Toutes ces heures passées à regarder son écran de téléphone, de télé, nos crises de nerfs sur la bouteille de lait mal fermée qui est tombée sur le sol fraîchement lavé, notre petit mojito « parce que je le mérite bien », nos achats compulsifs, le nettoyage intempestif avant la visite de quelqu’un (pour cacher la réalité), nos soupirs fatigués parce qu’on doit encore tenir une journée, nos humeurs massacrantes parce que les vacances ne sont ni reposantes ni « de rêve », nos remarques cinglantes sur les défauts de nos partenaires, notre jugement incessant sur la manière dont les autres éduquent leurs enfants…
Tout ça, ma chère Fabuleuse, ce sont de faux-amis. On les utilise pour remplir le vide mais ils ne font que créer un plus grand appel d’air. Comme un trou noir qui nous attire et qui nous bouffe. Si dans un premier temps ils nous soulagent, ce n’est que pour mieux nous pourrir le quotidien.

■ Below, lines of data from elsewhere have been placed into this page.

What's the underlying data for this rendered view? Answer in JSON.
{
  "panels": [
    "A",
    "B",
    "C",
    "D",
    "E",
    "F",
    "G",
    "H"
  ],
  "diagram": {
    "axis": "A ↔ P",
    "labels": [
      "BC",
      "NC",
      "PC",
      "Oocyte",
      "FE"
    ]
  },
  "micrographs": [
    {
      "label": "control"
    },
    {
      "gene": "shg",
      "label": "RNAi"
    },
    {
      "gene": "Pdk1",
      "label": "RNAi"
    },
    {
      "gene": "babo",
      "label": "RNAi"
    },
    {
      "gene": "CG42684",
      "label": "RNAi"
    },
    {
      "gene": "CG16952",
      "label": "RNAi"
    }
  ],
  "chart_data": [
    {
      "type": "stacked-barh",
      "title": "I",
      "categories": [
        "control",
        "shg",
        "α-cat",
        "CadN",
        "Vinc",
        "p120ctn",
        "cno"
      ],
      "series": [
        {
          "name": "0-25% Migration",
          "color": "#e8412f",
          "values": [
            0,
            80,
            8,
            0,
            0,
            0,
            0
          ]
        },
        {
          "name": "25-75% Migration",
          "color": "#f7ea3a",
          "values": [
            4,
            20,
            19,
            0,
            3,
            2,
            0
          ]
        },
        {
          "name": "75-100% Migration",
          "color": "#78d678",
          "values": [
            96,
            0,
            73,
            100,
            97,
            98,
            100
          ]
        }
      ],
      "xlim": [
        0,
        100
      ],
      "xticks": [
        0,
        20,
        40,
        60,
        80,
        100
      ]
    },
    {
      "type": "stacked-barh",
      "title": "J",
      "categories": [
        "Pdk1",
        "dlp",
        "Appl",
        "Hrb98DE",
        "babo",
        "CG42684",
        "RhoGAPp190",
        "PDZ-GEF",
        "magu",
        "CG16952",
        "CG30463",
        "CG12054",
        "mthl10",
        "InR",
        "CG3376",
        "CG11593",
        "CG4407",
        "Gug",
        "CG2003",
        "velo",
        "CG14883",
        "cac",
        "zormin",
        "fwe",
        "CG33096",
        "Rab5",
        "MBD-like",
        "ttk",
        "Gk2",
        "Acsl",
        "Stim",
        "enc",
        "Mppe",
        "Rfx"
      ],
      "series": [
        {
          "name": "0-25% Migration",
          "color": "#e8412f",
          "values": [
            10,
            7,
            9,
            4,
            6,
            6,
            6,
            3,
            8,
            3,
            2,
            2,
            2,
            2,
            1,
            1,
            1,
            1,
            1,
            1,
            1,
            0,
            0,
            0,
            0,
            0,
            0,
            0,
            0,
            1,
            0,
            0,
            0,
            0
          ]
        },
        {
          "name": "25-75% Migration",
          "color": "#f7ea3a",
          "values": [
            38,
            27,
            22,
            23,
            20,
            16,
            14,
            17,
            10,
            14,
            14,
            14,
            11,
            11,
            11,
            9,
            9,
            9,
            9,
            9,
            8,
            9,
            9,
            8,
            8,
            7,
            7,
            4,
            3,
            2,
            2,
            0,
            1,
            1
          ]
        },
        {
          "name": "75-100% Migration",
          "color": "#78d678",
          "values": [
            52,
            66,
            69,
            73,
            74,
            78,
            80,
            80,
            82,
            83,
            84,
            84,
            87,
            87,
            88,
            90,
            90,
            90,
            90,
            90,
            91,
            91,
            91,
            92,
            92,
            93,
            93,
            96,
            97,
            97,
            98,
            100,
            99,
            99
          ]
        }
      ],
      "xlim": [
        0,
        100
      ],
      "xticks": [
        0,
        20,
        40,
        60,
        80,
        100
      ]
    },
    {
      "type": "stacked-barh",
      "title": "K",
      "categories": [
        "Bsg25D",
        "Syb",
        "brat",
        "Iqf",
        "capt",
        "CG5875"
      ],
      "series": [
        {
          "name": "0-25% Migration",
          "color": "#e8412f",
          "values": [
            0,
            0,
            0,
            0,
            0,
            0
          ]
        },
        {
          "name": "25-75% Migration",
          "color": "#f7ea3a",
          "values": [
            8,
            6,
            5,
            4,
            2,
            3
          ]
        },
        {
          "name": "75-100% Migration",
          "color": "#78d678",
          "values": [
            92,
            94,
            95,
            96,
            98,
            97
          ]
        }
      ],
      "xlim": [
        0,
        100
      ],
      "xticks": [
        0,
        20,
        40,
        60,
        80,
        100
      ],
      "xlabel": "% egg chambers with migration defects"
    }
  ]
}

Oui, elle est seule, la maman d’aujourd’hui.
Et, oui, avant c’était différent. Il y avait un réseau autour des familles et plus particulièrement des jeunes mamans. Alors non, je ne dis pas que c’était mieux « dans le temps ». Franchement, vivre sous un toit avec la grand-tante et le petit dernier du beau-frère, merci mais très peu pour moi.
Juste, c’était différent, on abordait la parentalité avec un autre arrière-plan, on en avait déjà pas mal appris et pris part à la vie de famille. Notre société est passée d’une famille élargie présente à une famille qu’on appelle nucléaire : un ou deux parents et les enfants. Les informations et les solutions se présentaient autrement, et la vie pratique se déroulait autrement. Et la grand-tante t’aurait sûrement donné son avis sur ta question avant même que tu n’aies ouvert la bouche ni réalisé que tu voulais son avis.
Et quelque part, c’était une manière d’apporter un soutien aux mamans. Aujourd’hui, face aux mille et une questions que l’éducation soulève chaque jour, nous avons trois milles et une réponses sur internet ou dans les rayons pédagogie des librairies : voilà, débrouille-toi (et montre-nous le résultat parfait sur Instagram, please) !
Les mamans se sentent et se retrouvent si souvent seules au milieu de la foule. Déconnectées socialement, hyper-connectées virtuellement et en fusion avec leur progéniture qu’il faut à tout prix « réussir ». Mais quelle pression pour les épaules d’une personne humaine, d’un couple, d’une petite famille ! Alors oui, en vrai, elle est fort seule, la maman d’aujourd’hui.
Et sa solitude nous concerne tous.
Parce que la solitude est une souffrance réelle, un danger pour la santé physique et mentale. Le sentiment de solitude affaiblit notre système immunitaire, nous rend plus susceptible de tomber malade, nous donne froid, nous isole encore plus. C’est un grand stress et une énorme détresse.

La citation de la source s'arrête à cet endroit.